The Royal Melbourne Hospital, 300 Grattan Street, Melbourne, VIC, 3052, Australia.
Department of Infectious Diseases, The University of Melbourne, The Peter Doherty Institute for Infection and Immunity, 792 Elizabeth Street, Melbourne, VIC, 3000, Australia.
Antimicrob Resist Infect Control. 2024 Sep 4;13(1):98. doi: 10.1186/s13756-024-01439-9.
Gram-negative bacteria resistant to carbapenems are also known as critical antimicrobial resistant organisms. Their emergence at Colonial War Memorial Hospital (CWMH), the largest hospital in Fiji, is a major clinical concern. This study was conducted to determine the knowledge, attitudes, and readiness of healthcare workers (HCW) at CWMH regarding management of patients with infections caused by critical antimicrobial resistant organisms.
A questionnaire was designed using a Likert scale to assess knowledge, attitudes, and readiness. Two cross-sectional studies were conducted, before and after the implementation of targeted educational activities which were informed by the pre-intervention study findings.

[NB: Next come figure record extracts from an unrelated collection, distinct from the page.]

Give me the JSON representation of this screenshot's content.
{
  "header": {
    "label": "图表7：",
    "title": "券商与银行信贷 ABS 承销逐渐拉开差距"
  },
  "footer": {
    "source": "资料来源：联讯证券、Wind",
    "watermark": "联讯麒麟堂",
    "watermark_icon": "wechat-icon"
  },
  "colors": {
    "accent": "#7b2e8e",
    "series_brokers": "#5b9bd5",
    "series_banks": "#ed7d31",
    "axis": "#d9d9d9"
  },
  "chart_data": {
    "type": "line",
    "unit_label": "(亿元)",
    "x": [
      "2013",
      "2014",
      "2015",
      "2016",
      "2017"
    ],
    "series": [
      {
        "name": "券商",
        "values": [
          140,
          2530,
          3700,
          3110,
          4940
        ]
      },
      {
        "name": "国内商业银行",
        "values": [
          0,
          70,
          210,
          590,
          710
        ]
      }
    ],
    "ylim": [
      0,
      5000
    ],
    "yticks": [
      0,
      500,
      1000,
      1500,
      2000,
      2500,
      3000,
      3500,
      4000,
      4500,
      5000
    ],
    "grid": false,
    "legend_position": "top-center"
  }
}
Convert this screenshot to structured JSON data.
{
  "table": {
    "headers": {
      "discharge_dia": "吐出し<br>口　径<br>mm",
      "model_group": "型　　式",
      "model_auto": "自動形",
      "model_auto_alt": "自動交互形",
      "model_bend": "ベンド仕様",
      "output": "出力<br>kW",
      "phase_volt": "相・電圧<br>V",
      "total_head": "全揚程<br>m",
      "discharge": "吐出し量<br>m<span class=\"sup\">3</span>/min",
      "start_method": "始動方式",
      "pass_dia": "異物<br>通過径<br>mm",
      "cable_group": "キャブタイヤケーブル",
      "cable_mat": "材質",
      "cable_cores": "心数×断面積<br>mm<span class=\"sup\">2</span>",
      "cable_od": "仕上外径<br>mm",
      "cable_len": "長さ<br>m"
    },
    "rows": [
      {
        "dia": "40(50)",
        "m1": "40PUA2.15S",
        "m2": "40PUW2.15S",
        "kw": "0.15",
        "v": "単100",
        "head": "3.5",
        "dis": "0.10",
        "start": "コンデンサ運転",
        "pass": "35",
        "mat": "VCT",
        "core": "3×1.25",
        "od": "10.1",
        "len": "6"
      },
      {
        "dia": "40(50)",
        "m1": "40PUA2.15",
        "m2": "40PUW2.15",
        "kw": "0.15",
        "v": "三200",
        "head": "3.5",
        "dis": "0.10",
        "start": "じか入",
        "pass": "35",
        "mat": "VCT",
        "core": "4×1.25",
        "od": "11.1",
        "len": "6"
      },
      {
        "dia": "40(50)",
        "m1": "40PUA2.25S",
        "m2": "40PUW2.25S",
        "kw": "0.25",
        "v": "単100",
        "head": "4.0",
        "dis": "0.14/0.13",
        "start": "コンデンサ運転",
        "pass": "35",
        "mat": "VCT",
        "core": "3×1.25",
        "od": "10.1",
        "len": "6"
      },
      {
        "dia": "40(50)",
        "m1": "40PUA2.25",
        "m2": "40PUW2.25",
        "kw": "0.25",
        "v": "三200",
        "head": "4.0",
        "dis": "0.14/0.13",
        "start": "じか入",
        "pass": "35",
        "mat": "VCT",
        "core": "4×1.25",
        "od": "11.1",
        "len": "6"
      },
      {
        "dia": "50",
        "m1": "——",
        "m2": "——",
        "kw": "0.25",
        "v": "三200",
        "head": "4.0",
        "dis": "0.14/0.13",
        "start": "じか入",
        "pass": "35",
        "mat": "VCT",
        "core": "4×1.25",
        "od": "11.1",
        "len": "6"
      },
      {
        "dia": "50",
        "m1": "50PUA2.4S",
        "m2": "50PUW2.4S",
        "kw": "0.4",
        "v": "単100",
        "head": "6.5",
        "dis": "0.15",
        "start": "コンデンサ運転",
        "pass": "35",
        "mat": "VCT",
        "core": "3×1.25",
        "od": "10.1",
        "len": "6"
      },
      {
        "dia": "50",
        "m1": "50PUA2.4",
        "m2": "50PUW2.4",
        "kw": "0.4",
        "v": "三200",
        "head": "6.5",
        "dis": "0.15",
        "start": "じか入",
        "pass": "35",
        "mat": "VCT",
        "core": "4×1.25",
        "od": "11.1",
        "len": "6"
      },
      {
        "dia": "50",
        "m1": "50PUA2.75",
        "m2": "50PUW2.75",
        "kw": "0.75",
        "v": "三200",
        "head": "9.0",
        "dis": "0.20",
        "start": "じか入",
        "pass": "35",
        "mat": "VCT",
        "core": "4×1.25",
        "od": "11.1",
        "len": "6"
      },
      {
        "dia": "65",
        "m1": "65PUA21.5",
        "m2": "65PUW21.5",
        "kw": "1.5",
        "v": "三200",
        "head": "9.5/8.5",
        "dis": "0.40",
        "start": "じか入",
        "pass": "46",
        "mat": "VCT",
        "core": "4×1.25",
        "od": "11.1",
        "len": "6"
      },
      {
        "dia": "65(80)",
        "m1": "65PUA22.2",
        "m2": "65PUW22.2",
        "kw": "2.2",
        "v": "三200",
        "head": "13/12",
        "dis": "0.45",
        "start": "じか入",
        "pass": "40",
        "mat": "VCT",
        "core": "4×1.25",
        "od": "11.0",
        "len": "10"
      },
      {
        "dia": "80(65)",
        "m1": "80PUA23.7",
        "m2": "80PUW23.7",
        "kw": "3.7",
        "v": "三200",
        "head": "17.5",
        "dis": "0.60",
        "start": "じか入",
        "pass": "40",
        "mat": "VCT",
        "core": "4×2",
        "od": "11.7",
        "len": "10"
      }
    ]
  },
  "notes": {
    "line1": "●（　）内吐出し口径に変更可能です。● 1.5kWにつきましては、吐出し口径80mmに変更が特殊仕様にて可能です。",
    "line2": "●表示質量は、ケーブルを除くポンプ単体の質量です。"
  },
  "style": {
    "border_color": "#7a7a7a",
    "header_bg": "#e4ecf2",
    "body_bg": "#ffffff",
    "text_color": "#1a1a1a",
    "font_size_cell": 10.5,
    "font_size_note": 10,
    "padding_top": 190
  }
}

A total of 393 and 420 HCW participated in the pre- and post-intervention studies, respectively. The majority of respondents were female (77.3%) and 18-34 years of age (67%). HCW professional roles included nurses (56.3%), doctors (31.6%), and laboratory personnel (12.2%). In the post-intervention study, significantly more HCW reported having received infection prevention and control (IPC) and antimicrobial resistance education and training (26.8% in pre to 45.5% in post intervention, p < 0.001). The majority of nurses and doctors (> 85% to ≥ 95%) were aware of how AMR organisms spread in healthcare settings and knew the IPC measures to prevent transmission of AMR infections including hand hygiene, standard and transmission-based precautions. Attitudes towards AMR were positive, with 84.2% pre intervention and 84.8% of HCW post intervention expressing their willingness to change their work environment to assist with AMR prevention. Perceived readiness to address the problem showed mixed results. Improvements in laboratory AMR surveillance data availability were noted (29.4-52.4%, p < 0001). Modest improvement in the hospital's capacity for outbreak response (44-51.9%, p = 0.01), and treatment of AMR infections (38.9-44.4%, p = 0.01) was reported.
Our data revealed high levels of staff awareness and knowledge about AMR and IPC. However, readiness for outbreak response and treatment of critical AMR infections requires more attention. Improving AMR prevention and containment in CWMH will likely require sustained and multisectoral interventions with strong administrative commitment.
对碳青霉烯类药物耐药的革兰氏阴性菌也被称为关键的抗微生物药物耐药生物体。它们在斐济最大的医院殖民地纪念医院(CWMH)的出现是一个主要的临床关注点。这项研究旨在确定 CWMH 的医护人员(HCW)在管理由关键抗微生物药物耐药生物体引起的感染患者方面的知识、态度和准备情况。
使用李克特量表设计了一份问卷,以评估知识、态度和准备情况。在实施以干预前研究结果为依据的有针对性的教育活动之前和之后,进行了两项横断面研究。
共有 393 名和 420 名 HCW 分别参加了干预前和干预后研究。大多数受访者是女性(77.3%),年龄在 18-34 岁之间(67%)。HCW 的专业角色包括护士(56.3%)、医生(31.6%)和实验室人员(12.2%)。在干预后研究中,报告接受感染预防和控制(IPC)以及抗微生物药物耐药教育和培训的 HCW 明显更多(干预前为 26.8%,干预后为 45.5%,p<0.001)。大多数护士和医生(>85%至≥95%)了解 AMR 生物体在医疗环境中的传播方式,并知道预防 AMR 感染传播的 IPC 措施,包括手卫生、标准和基于传播的预防措施。对 AMR 的态度是积极的,干预前有 84.2%的 HCW 和干预后有 84.8%的 HCW 表示愿意改变工作环境以协助预防 AMR。对解决问题的准备情况的看法则好坏参半。注意到实验室 AMR 监测数据的可用性有所提高(29.4-52.4%,p<0.0001)。据报道,医院对爆发的反应能力(44-51.9%,p=0.01)和治疗 AMR 感染(38.9-44.4%,p=0.01)的能力略有提高。
我们的数据显示,员工对抗微生物药物耐药性和 IPC 的认识和知识水平很高。然而,爆发应对和治疗关键 AMR 感染的准备情况需要更多关注。改善 CWMH 的 AMR 预防和控制可能需要持续的、多部门的干预措施,并需要强有力的行政承诺。